Autonomous computing just shifted up a gear. On 25 April 2026, Pony AI unveiled a next-generation domain controller developed with NVIDIA, delivering up to 4,000 FP4 TFLOPS of onboard compute power for fully driverless commercial vehicles. Built on NVIDIA's DRIVE Hyperion platform and powered by two DRIVE Thor chips linked via NVLink, the system is engineered to handle multi-sensor fusion, full-scenario perception, and the complex real-world conditions that Level 4 autonomy demands.
Commercially, the ground is already moving. Shipments of Pony AI's predecessor "Fangzai" controller surged more than 500% year-over-year in 2025, reaching customers across Germany, the UK, South Korea, Japan, and Switzerland. Breakeven on robotaxi unit economics has been achieved in two major Chinese cities, a milestone that separates credible commercialization from subsidized pilots. Targeting a fleet of more than 3,000 vehicles across more than 20 cities globally by end of 2026, Pony AI is pressing the advantage hard.

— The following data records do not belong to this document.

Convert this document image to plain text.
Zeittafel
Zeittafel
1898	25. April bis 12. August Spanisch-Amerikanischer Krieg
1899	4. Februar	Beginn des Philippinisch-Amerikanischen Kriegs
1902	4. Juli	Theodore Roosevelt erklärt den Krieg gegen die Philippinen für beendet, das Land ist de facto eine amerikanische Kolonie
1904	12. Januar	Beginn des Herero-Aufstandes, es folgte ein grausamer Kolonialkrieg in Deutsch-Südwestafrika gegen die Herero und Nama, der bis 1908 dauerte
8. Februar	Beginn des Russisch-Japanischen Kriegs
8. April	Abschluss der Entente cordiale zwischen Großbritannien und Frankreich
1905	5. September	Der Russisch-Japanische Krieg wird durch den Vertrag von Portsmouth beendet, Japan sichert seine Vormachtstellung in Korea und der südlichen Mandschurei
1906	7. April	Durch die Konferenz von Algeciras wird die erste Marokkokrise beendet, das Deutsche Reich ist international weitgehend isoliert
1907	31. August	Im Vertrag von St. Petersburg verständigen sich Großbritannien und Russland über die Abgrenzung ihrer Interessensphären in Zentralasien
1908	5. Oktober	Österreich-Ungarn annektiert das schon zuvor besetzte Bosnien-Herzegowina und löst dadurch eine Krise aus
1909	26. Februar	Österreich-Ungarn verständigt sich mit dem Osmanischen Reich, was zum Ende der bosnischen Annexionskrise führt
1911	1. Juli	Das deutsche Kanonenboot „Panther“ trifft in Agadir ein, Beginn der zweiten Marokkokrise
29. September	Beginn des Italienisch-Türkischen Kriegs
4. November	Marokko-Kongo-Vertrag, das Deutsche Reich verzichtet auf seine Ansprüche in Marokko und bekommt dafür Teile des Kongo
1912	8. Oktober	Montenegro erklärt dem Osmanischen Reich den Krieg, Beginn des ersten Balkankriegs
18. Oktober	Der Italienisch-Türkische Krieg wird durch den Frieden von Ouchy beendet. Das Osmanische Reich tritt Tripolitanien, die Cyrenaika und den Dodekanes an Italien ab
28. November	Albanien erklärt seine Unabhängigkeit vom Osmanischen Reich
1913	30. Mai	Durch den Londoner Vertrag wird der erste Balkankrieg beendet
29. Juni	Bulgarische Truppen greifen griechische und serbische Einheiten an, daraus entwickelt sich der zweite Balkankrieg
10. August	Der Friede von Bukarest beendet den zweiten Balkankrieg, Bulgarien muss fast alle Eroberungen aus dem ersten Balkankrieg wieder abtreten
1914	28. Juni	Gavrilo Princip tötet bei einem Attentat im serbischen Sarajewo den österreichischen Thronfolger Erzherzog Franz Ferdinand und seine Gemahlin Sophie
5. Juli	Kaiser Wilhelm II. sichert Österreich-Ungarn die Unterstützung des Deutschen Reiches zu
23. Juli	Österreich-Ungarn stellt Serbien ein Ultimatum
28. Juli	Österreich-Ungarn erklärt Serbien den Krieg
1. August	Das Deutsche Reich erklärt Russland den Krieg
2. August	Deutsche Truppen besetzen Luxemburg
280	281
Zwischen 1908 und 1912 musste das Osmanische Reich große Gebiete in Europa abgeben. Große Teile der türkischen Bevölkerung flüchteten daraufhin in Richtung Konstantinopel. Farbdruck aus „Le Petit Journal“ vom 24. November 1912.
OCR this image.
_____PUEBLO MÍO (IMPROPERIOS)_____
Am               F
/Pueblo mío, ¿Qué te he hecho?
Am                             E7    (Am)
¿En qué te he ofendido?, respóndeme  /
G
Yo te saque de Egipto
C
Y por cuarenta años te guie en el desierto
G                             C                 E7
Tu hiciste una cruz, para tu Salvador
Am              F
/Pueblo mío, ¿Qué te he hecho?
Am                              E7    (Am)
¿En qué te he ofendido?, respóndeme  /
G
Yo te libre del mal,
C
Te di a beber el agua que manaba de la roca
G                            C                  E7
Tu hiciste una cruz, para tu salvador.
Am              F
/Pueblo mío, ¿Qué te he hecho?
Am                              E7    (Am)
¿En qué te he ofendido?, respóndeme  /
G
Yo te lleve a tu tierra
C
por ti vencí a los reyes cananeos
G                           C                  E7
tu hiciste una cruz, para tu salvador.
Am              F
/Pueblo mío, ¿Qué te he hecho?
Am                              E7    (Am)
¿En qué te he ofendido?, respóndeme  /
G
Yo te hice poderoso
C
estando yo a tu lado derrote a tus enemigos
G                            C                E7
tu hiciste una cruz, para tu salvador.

Powering this ambition is a hardware architecture built for scale. NVIDIA's DRIVE Hyperion platform is becoming the de facto compute spine of the autonomous driving industry, adopted across multiple AV operators and OEMs. For Pony AI, integrating DRIVE Hyperion into its next-generation controller aligns its own robotaxi platform with an open ecosystem capable of supporting third-party deployment across logistics, mining, shuttles, and robosweeping, diversifying revenue well beyond passenger rides.
Challenges remain real. Regulatory approval for driverless operations in the United States and Europe is slow and jurisdiction-specific, while safely validating rare edge-case scenarios continues to test even the most advanced systems. Progress, though, is no longer incremental.
With production-grade hardware now clearing the compute thresholds that L4 autonomy requires, the gap between today's pilots and tomorrow's scaled driverless networks is closing. Pony AI and NVIDIA are building the infrastructure to cross it.